The one thing I came away with from this movie was thank the universe I was not alive during the early 70s. Were all those medical procedures authentic? The arteriogram shit that was going on there? Dude. And whatever that other thing was? Double dude. And my hats off to Linda Blair. What she had to go through to make the film was incredible. 75% of her screen time was her tied to a bed in the middle of a refrigerated bedroom set, 25% was her having to go through that freaky-deaky medical stuff, and the remaining 15% was of her being a regular kid.

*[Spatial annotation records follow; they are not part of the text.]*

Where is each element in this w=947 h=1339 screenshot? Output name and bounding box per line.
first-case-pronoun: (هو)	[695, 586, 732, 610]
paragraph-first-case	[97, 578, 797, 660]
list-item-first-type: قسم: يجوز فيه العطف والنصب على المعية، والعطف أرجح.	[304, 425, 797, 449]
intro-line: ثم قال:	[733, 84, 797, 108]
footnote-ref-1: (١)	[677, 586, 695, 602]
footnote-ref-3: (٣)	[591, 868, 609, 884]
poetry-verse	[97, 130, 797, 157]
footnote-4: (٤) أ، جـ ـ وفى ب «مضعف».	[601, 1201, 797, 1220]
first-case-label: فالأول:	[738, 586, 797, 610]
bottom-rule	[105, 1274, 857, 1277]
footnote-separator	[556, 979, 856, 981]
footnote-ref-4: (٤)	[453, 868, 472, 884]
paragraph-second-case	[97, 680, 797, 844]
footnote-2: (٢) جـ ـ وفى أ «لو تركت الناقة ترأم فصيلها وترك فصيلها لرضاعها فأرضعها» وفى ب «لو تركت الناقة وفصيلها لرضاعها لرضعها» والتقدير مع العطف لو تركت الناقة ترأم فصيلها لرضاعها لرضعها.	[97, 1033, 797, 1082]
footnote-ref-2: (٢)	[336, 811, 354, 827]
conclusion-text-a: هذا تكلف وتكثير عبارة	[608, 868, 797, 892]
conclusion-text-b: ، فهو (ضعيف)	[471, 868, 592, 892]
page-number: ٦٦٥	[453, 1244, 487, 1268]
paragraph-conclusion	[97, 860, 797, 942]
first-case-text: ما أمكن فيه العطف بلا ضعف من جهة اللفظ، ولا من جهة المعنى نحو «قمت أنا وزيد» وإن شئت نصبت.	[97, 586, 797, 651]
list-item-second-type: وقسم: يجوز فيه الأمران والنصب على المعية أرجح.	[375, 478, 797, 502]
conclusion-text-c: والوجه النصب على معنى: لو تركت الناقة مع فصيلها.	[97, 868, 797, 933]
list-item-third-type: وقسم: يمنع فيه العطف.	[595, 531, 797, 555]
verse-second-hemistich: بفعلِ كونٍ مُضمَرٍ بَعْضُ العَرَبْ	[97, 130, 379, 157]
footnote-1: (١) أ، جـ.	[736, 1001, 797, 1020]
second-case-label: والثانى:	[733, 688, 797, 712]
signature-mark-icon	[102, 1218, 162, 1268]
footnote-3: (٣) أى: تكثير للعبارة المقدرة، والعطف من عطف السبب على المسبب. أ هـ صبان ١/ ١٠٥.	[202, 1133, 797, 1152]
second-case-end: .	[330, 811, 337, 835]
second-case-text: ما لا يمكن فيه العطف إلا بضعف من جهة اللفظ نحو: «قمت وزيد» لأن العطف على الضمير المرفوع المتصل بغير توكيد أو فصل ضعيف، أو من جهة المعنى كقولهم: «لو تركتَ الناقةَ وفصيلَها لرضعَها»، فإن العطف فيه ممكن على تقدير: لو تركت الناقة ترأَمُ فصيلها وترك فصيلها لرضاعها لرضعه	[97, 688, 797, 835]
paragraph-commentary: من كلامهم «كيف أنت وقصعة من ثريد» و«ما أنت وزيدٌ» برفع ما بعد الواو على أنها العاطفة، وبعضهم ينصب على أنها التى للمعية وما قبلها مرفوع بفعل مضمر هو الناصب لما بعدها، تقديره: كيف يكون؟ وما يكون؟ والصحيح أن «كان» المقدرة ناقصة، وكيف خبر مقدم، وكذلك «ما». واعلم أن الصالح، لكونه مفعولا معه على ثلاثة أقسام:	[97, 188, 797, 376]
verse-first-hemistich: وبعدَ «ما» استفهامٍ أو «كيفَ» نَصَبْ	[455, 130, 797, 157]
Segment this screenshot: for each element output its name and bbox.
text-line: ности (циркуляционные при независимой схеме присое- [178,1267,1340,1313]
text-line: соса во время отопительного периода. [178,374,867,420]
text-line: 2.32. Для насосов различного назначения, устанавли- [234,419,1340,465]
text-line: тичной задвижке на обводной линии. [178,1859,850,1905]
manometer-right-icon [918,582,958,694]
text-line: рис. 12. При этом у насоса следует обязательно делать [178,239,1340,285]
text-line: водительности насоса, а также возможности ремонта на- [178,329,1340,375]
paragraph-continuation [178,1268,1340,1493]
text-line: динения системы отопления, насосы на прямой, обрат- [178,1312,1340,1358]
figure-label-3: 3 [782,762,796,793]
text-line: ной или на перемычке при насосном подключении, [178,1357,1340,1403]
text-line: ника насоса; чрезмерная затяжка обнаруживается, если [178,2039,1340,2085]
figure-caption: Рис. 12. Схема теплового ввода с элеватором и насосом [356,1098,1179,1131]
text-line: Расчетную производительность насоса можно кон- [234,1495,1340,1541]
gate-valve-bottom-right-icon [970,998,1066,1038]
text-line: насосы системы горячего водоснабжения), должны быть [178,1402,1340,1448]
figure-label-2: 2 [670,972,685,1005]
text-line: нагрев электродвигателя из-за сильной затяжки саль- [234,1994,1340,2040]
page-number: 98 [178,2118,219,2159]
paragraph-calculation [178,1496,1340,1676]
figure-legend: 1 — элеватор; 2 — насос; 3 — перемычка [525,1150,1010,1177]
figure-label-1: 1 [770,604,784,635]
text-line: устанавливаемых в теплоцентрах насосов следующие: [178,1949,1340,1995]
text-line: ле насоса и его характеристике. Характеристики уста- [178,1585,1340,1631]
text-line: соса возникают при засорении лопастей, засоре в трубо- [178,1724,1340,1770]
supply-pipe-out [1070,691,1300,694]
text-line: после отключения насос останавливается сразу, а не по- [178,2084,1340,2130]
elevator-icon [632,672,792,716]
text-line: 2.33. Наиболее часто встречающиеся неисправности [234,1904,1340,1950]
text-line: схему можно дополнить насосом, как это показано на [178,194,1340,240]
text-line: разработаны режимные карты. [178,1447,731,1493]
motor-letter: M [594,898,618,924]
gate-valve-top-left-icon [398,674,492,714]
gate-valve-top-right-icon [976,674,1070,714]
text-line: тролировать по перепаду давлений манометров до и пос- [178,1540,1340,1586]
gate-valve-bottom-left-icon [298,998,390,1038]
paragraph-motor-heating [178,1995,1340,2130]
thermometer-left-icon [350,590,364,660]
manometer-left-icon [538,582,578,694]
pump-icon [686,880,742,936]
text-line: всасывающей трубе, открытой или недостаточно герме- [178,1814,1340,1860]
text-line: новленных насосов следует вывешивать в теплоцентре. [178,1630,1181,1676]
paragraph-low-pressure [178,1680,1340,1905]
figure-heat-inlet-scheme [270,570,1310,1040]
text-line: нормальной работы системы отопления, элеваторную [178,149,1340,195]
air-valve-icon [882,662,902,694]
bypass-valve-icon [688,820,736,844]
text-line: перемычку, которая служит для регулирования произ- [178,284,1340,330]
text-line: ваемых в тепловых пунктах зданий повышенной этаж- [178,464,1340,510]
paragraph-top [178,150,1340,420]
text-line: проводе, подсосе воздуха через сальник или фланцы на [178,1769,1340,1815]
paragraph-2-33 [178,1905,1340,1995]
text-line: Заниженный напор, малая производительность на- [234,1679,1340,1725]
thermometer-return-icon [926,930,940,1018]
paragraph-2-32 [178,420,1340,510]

There were some comedic parts thrown in there, too. Like when Chris MacNeil asks her nanny at the end of the film, “Are you sure you don’t want to stay with us?” Are you freaking kidding me? Your daughter just went through an exorcism during the course of which 2 priests died (**Spoiler!!**), shit was flying around her room, and freaky stuff happened 24/7. No. She doesn’t want to remain in your employ, you freak of a woman, you.

Final Thoughts: The movie wasn’t as scary as I thought it was going to be, but I can say with certainty that if I had been a moviegoer in 1973, I’d be scared of split-pea soup for the rest of my life. The sound design was magnificent, and for the time in which it was made, it’s a very impressive bit of cinema. But unfortunately it doesn’t hold up very well. 4 out of 6 slices of pizza.